John H. DeWitt, Jr.

John Hibbett (Jack) DeWitt Jr. ( born February 20, 1906 in Nashville, Tennessee, † January 25, 1999 ) was an American electrical engineer. He proved the permeability of the ionosphere for radio waves by he used the moon as a reflector. This principle use Earth - Moon-Earth radio links.

Life

DeWitt was the son of the judge at the Court of Appeals of the State of Tennessee John Hibbett DeWitt. Very early he started to be interested in electrical engineering and especially the wireless technology. At age 16, he founded the first commercial radio station Nashville, which he sent from his parents' living room.

He took on an engineering degree at Vanderbilt University in Nashville, left this in 1929 but initially not finish order at Bell Laboratories in Washington, DC to work. In 1932 he went back to Nashville to become chief engineer at the station WSM. In the same year he started with his brother Ward DeWitt to experiment with homemade telescopes.

After the beginning of World War II, he returned to Washington to work for the U.S. military at Bell Laboratories and the Evans Signal Laboratories on improvements of the radar. He held the rank of Lieutenant Colonel.

Shortly before the end of 1943 he was appointed director of the Evans Laboratories. Here he headed from 1945, the " Project Diana".

1946, after his retirement there, he worked for a year as an advisor to Clear Channel Broadcasting Service, who tried to get approved higher transmit power for their transmitters.

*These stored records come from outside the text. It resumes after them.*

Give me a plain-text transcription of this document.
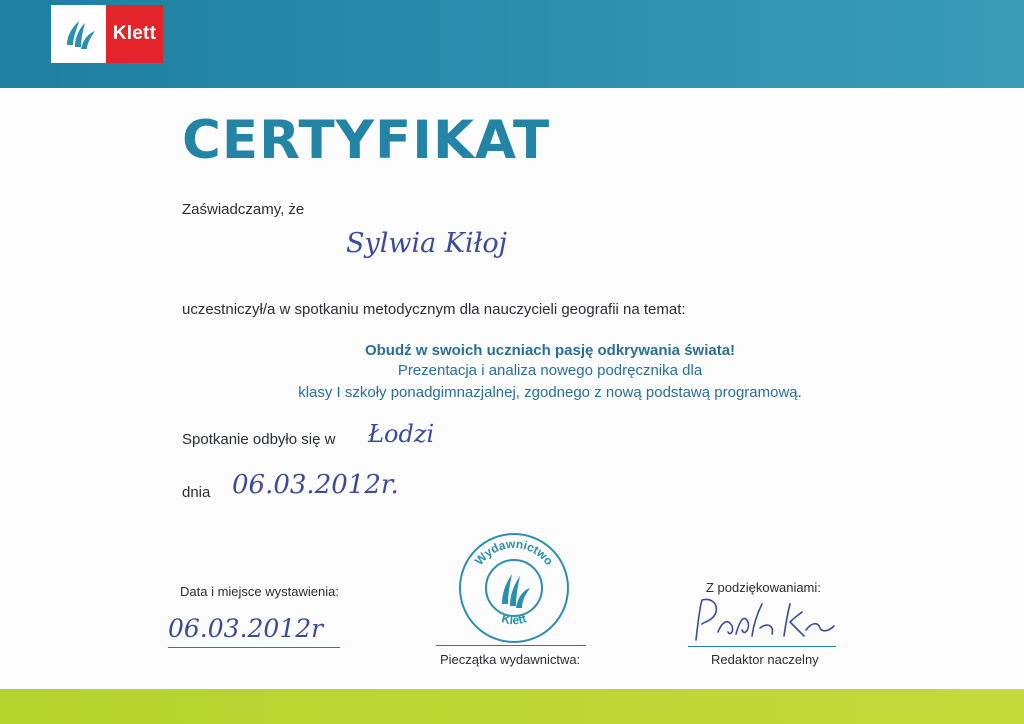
Klett
CERTYFIKAT
Zaświadczamy, że
Sylwia Kiłoj
uczestniczył/a w spotkaniu metodycznym dla nauczycieli geografii na temat:
Obudź w swoich uczniach pasję odkrywania świata!
Prezentacja i analiza nowego podręcznika dla
klasy I szkoły ponadgimnazjalnej, zgodnego z nową podstawą programową.
Spotkanie odbyło się w Łodzi
dnia 06.03.2012r.
Data i miejsce wystawienia:
06.03.2012r
Wydawnictwo
Klett
Pieczątka wydawnictwa:
Z podziękowaniami:
Redaktor naczelny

The following year he became president of WSM in his hometown of Nashville. There he met the astronomer Carl Keenan Seyfert know who taught at Vanderbilt University. DeWitt helped him out with his self-built 30 - cm reflecting telescope because the university had only a 15 -inch refracting telescope, which also stood in the middle of the city. He designed for Seyfert also photometer for photoelectric photometry. His telescope is now on the roof of Vanderbilt University.

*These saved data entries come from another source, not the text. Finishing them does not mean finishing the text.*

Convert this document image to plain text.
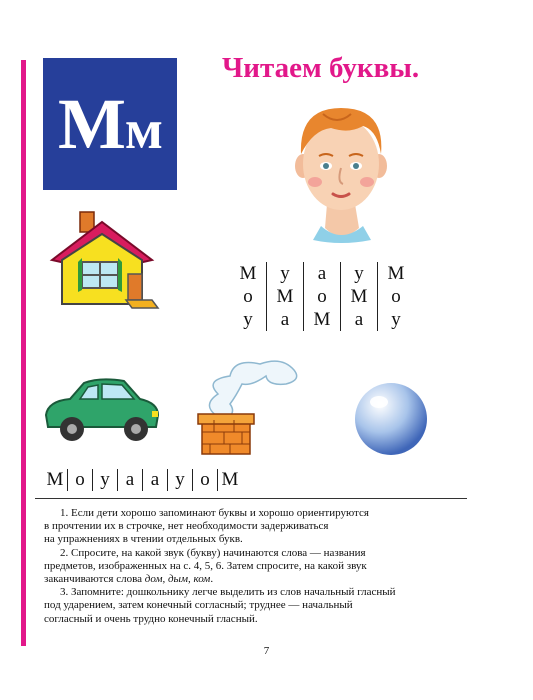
Мм
Читаем буквы.
М	у	а	у	М
о	М	о	М	о
у	а	М	а	у
М	о	у	а	а	у	о	М

1. Если дети хорошо запоминают буквы и хорошо ориентируются

в прочтении их в строчке, нет необходимости задерживаться

на упражнениях в чтении отдельных букв.

2. Спросите, на какой звук (букву) начинаются слова — названия

предметов, изображенных на с. 4, 5, 6. Затем спросите, на какой звук

заканчиваются слова дом, дым, ком.

3. Запомните: дошкольнику легче выделить из слов начальный гласный

под ударением, затем конечный согласный; труднее — начальный

согласный и очень трудно конечный гласный.

7
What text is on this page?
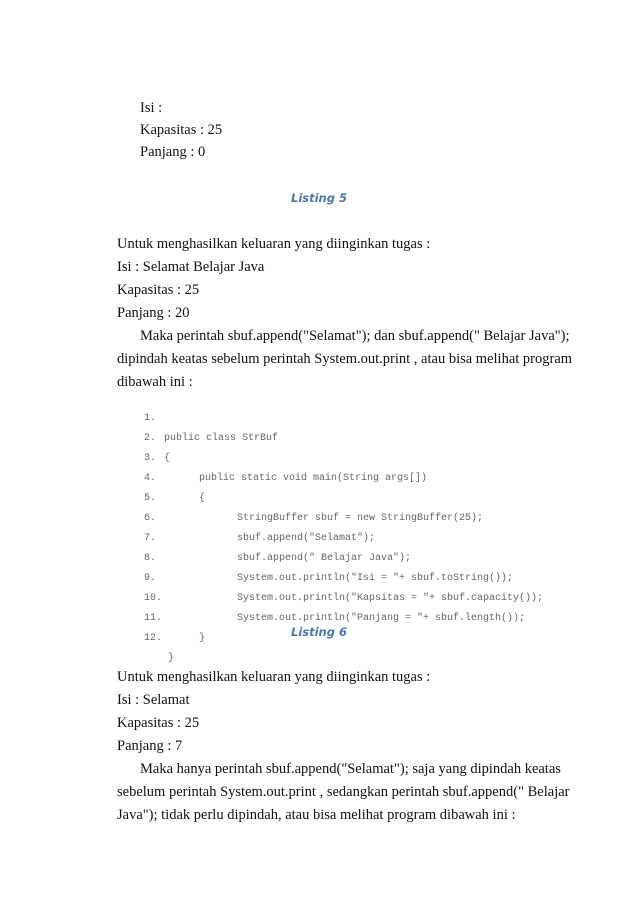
Isi :
Kapasitas : 25
Panjang : 0
Listing 5
Untuk menghasilkan keluaran yang diinginkan tugas :
Isi : Selamat Belajar Java
Kapasitas : 25
Panjang : 20
Maka perintah sbuf.append("Selamat"); dan sbuf.append(" Belajar Java");
dipindah keatas sebelum perintah System.out.print , atau bisa melihat program
dibawah ini :

1.

public class StrBuf

2.

{

3.

public static void main(String args[])

4.

{

5.

StringBuffer sbuf = new StringBuffer(25);

6.

sbuf.append("Selamat");

7.

sbuf.append(" Belajar Java");

8.

System.out.println("Isi = "+ sbuf.toString());

9.

System.out.println("Kapsitas = "+ sbuf.capacity());

10.

System.out.println("Panjang = "+ sbuf.length());

11.

}

12.

}

Listing 6
Untuk menghasilkan keluaran yang diinginkan tugas :
Isi : Selamat
Kapasitas : 25
Panjang : 7
Maka hanya perintah sbuf.append("Selamat"); saja yang dipindah keatas
sebelum perintah System.out.print , sedangkan perintah sbuf.append(" Belajar
Java"); tidak perlu dipindah, atau bisa melihat program dibawah ini :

In 1968 he left WSM and went into retirement.

He was a radio amateur with the callsign N4CBC. DeWitt was "Life Fellow" of the IEEE for his contributions to the field of broadcasting and showing of radar reflections from the Moon. For his contributions to the development of radar proximity fuze he was awarded the Order of the Legion of Merit.

He was married twice and had a son, a daughter and a stepdaughter. He died at home in Nashville.

Project Diana

During his time at the military research laboratory at Fort Monmouth Evans signal Laboratory, New Jersey, John DeWitt was appointed as Head explore whether radio waves can penetrate the ionosphere. This was militarily interesting to locate missiles that fly above it. DeWitt was planning the moon as passive reflector to use, so he named the project after Diana, the Roman goddess of the moon.

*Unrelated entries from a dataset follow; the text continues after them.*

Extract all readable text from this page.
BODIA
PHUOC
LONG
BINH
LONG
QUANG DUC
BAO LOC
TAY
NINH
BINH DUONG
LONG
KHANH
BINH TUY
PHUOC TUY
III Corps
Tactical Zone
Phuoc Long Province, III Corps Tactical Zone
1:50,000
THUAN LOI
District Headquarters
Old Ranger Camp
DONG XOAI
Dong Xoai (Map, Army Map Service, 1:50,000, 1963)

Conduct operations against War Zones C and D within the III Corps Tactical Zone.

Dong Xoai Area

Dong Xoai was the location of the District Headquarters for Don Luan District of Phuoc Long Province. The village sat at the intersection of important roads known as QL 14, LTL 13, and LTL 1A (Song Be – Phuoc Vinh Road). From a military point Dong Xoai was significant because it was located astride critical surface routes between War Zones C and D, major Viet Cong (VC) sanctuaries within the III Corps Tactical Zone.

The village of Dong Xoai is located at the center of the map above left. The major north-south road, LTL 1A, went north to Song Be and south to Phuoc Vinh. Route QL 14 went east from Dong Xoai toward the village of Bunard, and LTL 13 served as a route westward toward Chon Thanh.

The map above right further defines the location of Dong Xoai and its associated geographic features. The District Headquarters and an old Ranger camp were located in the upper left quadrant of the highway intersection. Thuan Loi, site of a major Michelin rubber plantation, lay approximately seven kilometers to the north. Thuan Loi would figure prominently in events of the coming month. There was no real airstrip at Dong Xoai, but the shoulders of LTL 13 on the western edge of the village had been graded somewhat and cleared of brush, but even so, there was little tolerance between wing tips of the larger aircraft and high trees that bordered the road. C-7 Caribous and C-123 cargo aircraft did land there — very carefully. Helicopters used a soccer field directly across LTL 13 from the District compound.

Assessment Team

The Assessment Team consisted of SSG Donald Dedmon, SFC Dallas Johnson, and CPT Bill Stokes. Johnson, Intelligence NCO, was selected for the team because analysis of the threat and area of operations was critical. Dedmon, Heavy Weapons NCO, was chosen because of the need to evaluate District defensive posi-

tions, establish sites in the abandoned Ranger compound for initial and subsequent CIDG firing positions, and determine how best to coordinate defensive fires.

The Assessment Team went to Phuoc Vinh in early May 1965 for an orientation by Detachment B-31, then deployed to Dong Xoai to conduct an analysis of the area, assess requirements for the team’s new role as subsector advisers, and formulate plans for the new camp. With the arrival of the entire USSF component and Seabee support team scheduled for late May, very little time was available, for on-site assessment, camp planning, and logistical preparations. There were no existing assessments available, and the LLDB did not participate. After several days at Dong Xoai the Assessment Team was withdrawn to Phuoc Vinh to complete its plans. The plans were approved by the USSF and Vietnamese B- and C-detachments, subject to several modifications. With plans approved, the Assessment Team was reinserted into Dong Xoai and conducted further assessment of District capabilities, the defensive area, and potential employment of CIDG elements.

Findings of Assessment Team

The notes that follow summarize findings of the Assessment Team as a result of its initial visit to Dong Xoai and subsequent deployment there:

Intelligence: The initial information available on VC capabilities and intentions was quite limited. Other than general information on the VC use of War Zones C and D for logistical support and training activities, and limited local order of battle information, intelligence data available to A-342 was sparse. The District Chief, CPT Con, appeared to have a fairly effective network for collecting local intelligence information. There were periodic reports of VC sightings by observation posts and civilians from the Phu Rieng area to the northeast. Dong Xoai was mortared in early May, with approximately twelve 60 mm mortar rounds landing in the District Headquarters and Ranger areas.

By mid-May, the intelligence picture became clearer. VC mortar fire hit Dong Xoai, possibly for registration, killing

On January 10, 1946 at 11:58 clock, the research group had success, they heard the faint echo of its signal from the moon. For this, they used an antenna with 64 interconnected dipole antennas and a transmitter with an output power of about 4000 watts, the used frequency was 111.5 MHz.

By demonstrating that the ionosphere for radio waves can be penetrated, the foundation stone was laid for radar astronomy. Also was this realization for the incipient space of meaning, because it means the communication had proved with satellites and space vehicles as possible.